Having brought the mine back to Australian hands for the first time in almost 20 years, the joint venture owners have been the talk of the conference since inking a $16 billion mega-merger last week that will place the Golden Mile into one company’s hands for the first time in its 127-year history.
Digger of the Year
ASX-listed mid-tier producer Ramelius Resources was Digger of the Year after delivering a 420% increase in net profit across its Edna May, Mt Magnet and Vivien gold mines in Western Australia.
Ramelius beat the top end of its guidance by 24% in the June quarter en route to record financial year production of more than 230,000 ounces of gold.
De Grey recognised
Pilbara gold explorer De Grey Mining won the best emerging company award. Its shares have soared from 5 cents to $1.34 this year on the back of its Hemi discovery in the Pilbara, catapulting its market capitalisation to $1.7 billion.

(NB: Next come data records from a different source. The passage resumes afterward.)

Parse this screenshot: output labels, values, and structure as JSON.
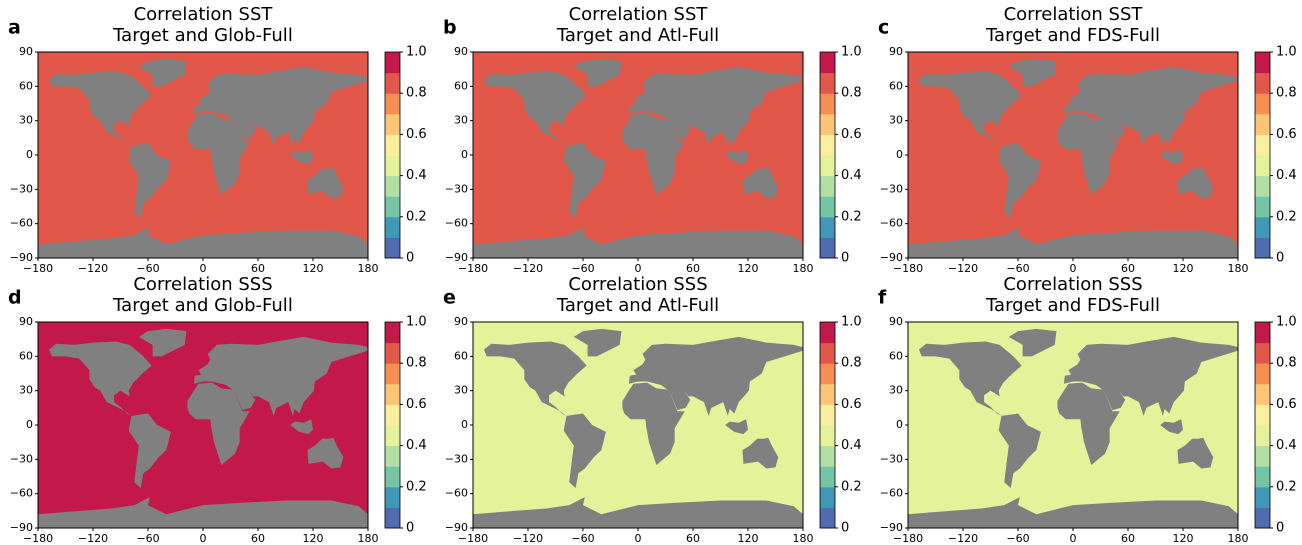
{
  "chart_data": [
    {
      "type": "map",
      "panel_label": "a",
      "title": "Correlation SST",
      "subtitle": "Target and Glob-Full",
      "ocean_color": "#e1584a",
      "xlim": [
        -180,
        180
      ],
      "ylim": [
        -90,
        90
      ],
      "xticks": [
        {
          "value": -180,
          "label": "−180"
        },
        {
          "value": -120,
          "label": "−120"
        },
        {
          "value": -60,
          "label": "−60"
        },
        0,
        60,
        120,
        180
      ],
      "yticks": [
        {
          "value": -90,
          "label": "−90"
        },
        {
          "value": -60,
          "label": "−60"
        },
        {
          "value": -30,
          "label": "−30"
        },
        0,
        30,
        60,
        90
      ],
      "colorbar": {
        "lim": [
          0,
          1
        ],
        "ticks": [
          0,
          0.2,
          0.4,
          0.6,
          0.8,
          {
            "value": 1,
            "label": "1.0"
          }
        ],
        "colors": [
          "#4f6cb0",
          "#3f98b6",
          "#75c5a5",
          "#b2dfa3",
          "#e4f39a",
          "#fbee9c",
          "#fdc674",
          "#f88f52",
          "#e1584a",
          "#c2184a"
        ]
      }
    },
    {
      "type": "map",
      "panel_label": "b",
      "title": "Correlation SST",
      "subtitle": "Target and Atl-Full",
      "ocean_color": "#e1584a",
      "xlim": [
        -180,
        180
      ],
      "ylim": [
        -90,
        90
      ],
      "xticks": [
        {
          "value": -180,
          "label": "−180"
        },
        {
          "value": -120,
          "label": "−120"
        },
        {
          "value": -60,
          "label": "−60"
        },
        0,
        60,
        120,
        180
      ],
      "yticks": [
        {
          "value": -90,
          "label": "−90"
        },
        {
          "value": -60,
          "label": "−60"
        },
        {
          "value": -30,
          "label": "−30"
        },
        0,
        30,
        60,
        90
      ],
      "colorbar": {
        "lim": [
          0,
          1
        ],
        "ticks": [
          0,
          0.2,
          0.4,
          0.6,
          0.8,
          {
            "value": 1,
            "label": "1.0"
          }
        ],
        "colors": [
          "#4f6cb0",
          "#3f98b6",
          "#75c5a5",
          "#b2dfa3",
          "#e4f39a",
          "#fbee9c",
          "#fdc674",
          "#f88f52",
          "#e1584a",
          "#c2184a"
        ]
      }
    },
    {
      "type": "map",
      "panel_label": "c",
      "title": "Correlation SST",
      "subtitle": "Target and FDS-Full",
      "ocean_color": "#e1584a",
      "xlim": [
        -180,
        180
      ],
      "ylim": [
        -90,
        90
      ],
      "xticks": [
        {
          "value": -180,
          "label": "−180"
        },
        {
          "value": -120,
          "label": "−120"
        },
        {
          "value": -60,
          "label": "−60"
        },
        0,
        60,
        120,
        180
      ],
      "yticks": [
        {
          "value": -90,
          "label": "−90"
        },
        {
          "value": -60,
          "label": "−60"
        },
        {
          "value": -30,
          "label": "−30"
        },
        0,
        30,
        60,
        90
      ],
      "colorbar": {
        "lim": [
          0,
          1
        ],
        "ticks": [
          0,
          0.2,
          0.4,
          0.6,
          0.8,
          {
            "value": 1,
            "label": "1.0"
          }
        ],
        "colors": [
          "#4f6cb0",
          "#3f98b6",
          "#75c5a5",
          "#b2dfa3",
          "#e4f39a",
          "#fbee9c",
          "#fdc674",
          "#f88f52",
          "#e1584a",
          "#c2184a"
        ]
      }
    },
    {
      "type": "map",
      "panel_label": "d",
      "title": "Correlation SSS",
      "subtitle": "Target and Glob-Full",
      "ocean_color": "#c2184a",
      "xlim": [
        -180,
        180
      ],
      "ylim": [
        -90,
        90
      ],
      "xticks": [
        {
          "value": -180,
          "label": "−180"
        },
        {
          "value": -120,
          "label": "−120"
        },
        {
          "value": -60,
          "label": "−60"
        },
        0,
        60,
        120,
        180
      ],
      "yticks": [
        {
          "value": -90,
          "label": "−90"
        },
        {
          "value": -60,
          "label": "−60"
        },
        {
          "value": -30,
          "label": "−30"
        },
        0,
        30,
        60,
        90
      ],
      "colorbar": {
        "lim": [
          0,
          1
        ],
        "ticks": [
          0,
          0.2,
          0.4,
          0.6,
          0.8,
          {
            "value": 1,
            "label": "1.0"
          }
        ],
        "colors": [
          "#4f6cb0",
          "#3f98b6",
          "#75c5a5",
          "#b2dfa3",
          "#e4f39a",
          "#fbee9c",
          "#fdc674",
          "#f88f52",
          "#e1584a",
          "#c2184a"
        ]
      }
    },
    {
      "type": "map",
      "panel_label": "e",
      "title": "Correlation SSS",
      "subtitle": "Target and Atl-Full",
      "ocean_color": "#e4f39a",
      "xlim": [
        -180,
        180
      ],
      "ylim": [
        -90,
        90
      ],
      "xticks": [
        {
          "value": -180,
          "label": "−180"
        },
        {
          "value": -120,
          "label": "−120"
        },
        {
          "value": -60,
          "label": "−60"
        },
        0,
        60,
        120,
        180
      ],
      "yticks": [
        {
          "value": -90,
          "label": "−90"
        },
        {
          "value": -60,
          "label": "−60"
        },
        {
          "value": -30,
          "label": "−30"
        },
        0,
        30,
        60,
        90
      ],
      "colorbar": {
        "lim": [
          0,
          1
        ],
        "ticks": [
          0,
          0.2,
          0.4,
          0.6,
          0.8,
          {
            "value": 1,
            "label": "1.0"
          }
        ],
        "colors": [
          "#4f6cb0",
          "#3f98b6",
          "#75c5a5",
          "#b2dfa3",
          "#e4f39a",
          "#fbee9c",
          "#fdc674",
          "#f88f52",
          "#e1584a",
          "#c2184a"
        ]
      }
    },
    {
      "type": "map",
      "panel_label": "f",
      "title": "Correlation SSS",
      "subtitle": "Target and FDS-Full",
      "ocean_color": "#e4f39a",
      "xlim": [
        -180,
        180
      ],
      "ylim": [
        -90,
        90
      ],
      "xticks": [
        {
          "value": -180,
          "label": "−180"
        },
        {
          "value": -120,
          "label": "−120"
        },
        {
          "value": -60,
          "label": "−60"
        },
        0,
        60,
        120,
        180
      ],
      "yticks": [
        {
          "value": -90,
          "label": "−90"
        },
        {
          "value": -60,
          "label": "−60"
        },
        {
          "value": -30,
          "label": "−30"
        },
        0,
        30,
        60,
        90
      ],
      "colorbar": {
        "lim": [
          0,
          1
        ],
        "ticks": [
          0,
          0.2,
          0.4,
          0.6,
          0.8,
          {
            "value": 1,
            "label": "1.0"
          }
        ],
        "colors": [
          "#4f6cb0",
          "#3f98b6",
          "#75c5a5",
          "#b2dfa3",
          "#e4f39a",
          "#fbee9c",
          "#fdc674",
          "#f88f52",
          "#e1584a",
          "#c2184a"
        ]
      }
    }
  ]
}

Globetrotting trade media editor Dominic Piper broke commercial media’s recent hold on the media award, with the Australia’s Paydirt and Gold Mining Journal editor from the Paydirt Media stable securing the prize.
Mr Piper was honoured for his 15 years at the Perth-based imprint. During this time, he has travelled throughout Australia, Asia and Africa covering mining and exploration projects across the world.
WA School of Mines mining engineering student Georgia Kerr won the Ray Finlayson Award for Leadership and Academic Excellence.